CATEs are commonly analysed to detect treatment effect heterogeneity and we are interested in data driven analysis. Su et al. [37] used recursive partitioning to construct the interaction tree (IT) for treatment effect estimation in different subgroups by adapting the CART [25]. Athey et al. [3] proposed to use honest estimation for tree partition and causal effect estimation, and built the Causal Tree (CT) based on the CART [25] to find the subpopulations with heterogeneous treatment effects. Wager and Athey further proposed a random forest based method for causal effect heterogeneity modelling [41]. A meta-learning method [22] was proposed for causal heterogeneity modelling with unbalanced treated and control samples. In recent years, some algorithms have been presented using deep learning techniques [28, 35, 43, 44]. Interesting readers are referred to a survey [16] and an evaluation paper [21].

Uplift modelling is closely linked to causal heterogeneity modelling as shown in [17, 45]. Due to the page limit, we refer readers to the recent surveys [9, 15]. Uplift modelling is normally assumed in data from a well designed randomised experiment and hence probability difference in the treated and control groups has been used as CART without adjustment. Therefore, it is not clear whether the uplift modelling methods can be used in observational data. Again only tree based methods are of our interest because of the interpretability. Rzepakowski and Jaroszewicz adapted decision trees for uplift modelling [33, 34].

A covariate set in causal inference should satisfy the unconfoundedness assumption (i.e. conditional ignorability [32]). VanderWeele and Shpitser [40] have proposed a covariate set to be the union of causes of the treatment and causes of the outcome without knowing the underlying causal structure. de Luna et al. [8] have proposed a method to reduce a covariate set to the minimal sets under the unconfoundedness assumption, and an implementation based on the Bayesian network has been reported in [18]. Entner et al. [12] have proposed a method to find covariate sets using conditional independence tests. These works focus on ATE estimation instead of CATE estimation and they have not elaborated on the role of confounders and effect modifiers in CATE estimation. PC (parent and child) discovery algorithms, such as PC-Select [6], MMPC (Max-Min Parents and Children) [38] and HITON-PC [1], can be considered covariate selection algorithms when data sets contain pretreatment variables (both ancestral nodes of treatment and the outcome in a causal graph term).

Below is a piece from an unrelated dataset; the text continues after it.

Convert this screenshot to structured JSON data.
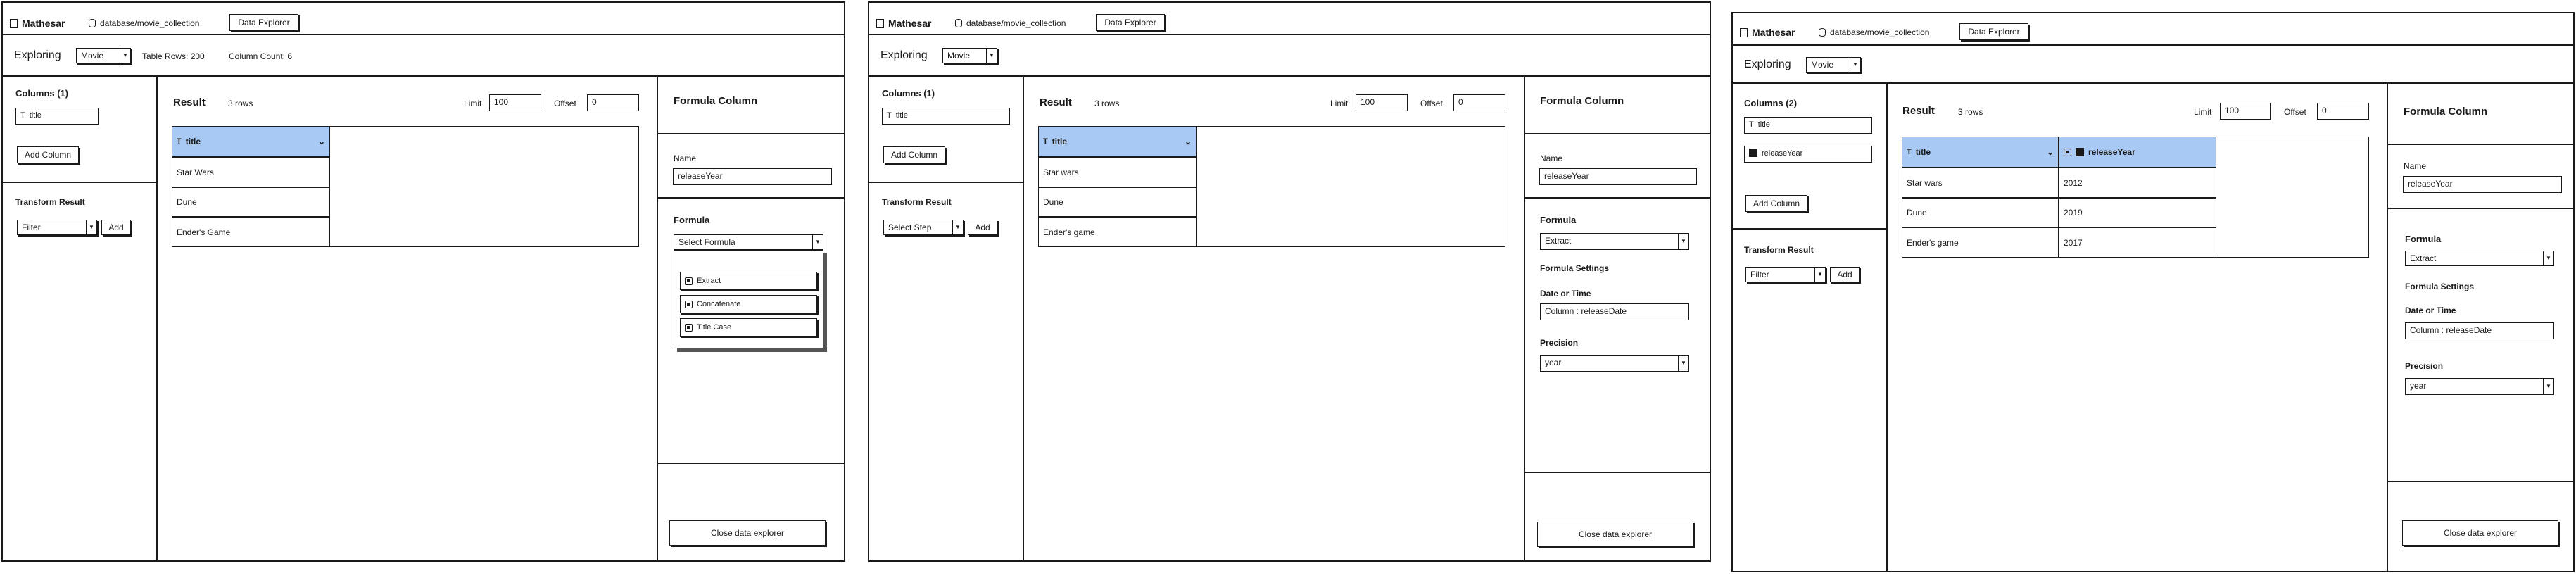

Causal rules [26, 46] and causal patterns [42] concern multiple treatments, not causal heterogeneity.

7 Conclusions

We have proposed TEPs to represent treatment effect heterogeneity in a population. TEPs encode the local causal structure which gives users an overview of causal relationships around the outcome variable. Users can evaluate TEPs discovered in data based on the consistency between the local causal structure and their domain knowledge, and can also use their believed local causal structure to guide TEP discovery. We have developed the DEEP algorithm to identify TEPs using a bottom up approach which ensures that each TEP is as specific as possible while its subgroup has the smallest possible treatment effect heterogeneity. When using the discovered TEPs, the most specific TEP matching a person’s situation is used for personalised decision making. The experiments show that the DEEP models the treatment heterogeneity better than three existing tree based methods in both synthetic and real world data sets and DEEP is efficient among the comparison methods. Our future work will apply the DEEP to assist personalised decision making in various applications and extend the TEP for other types of variables other than binary variables.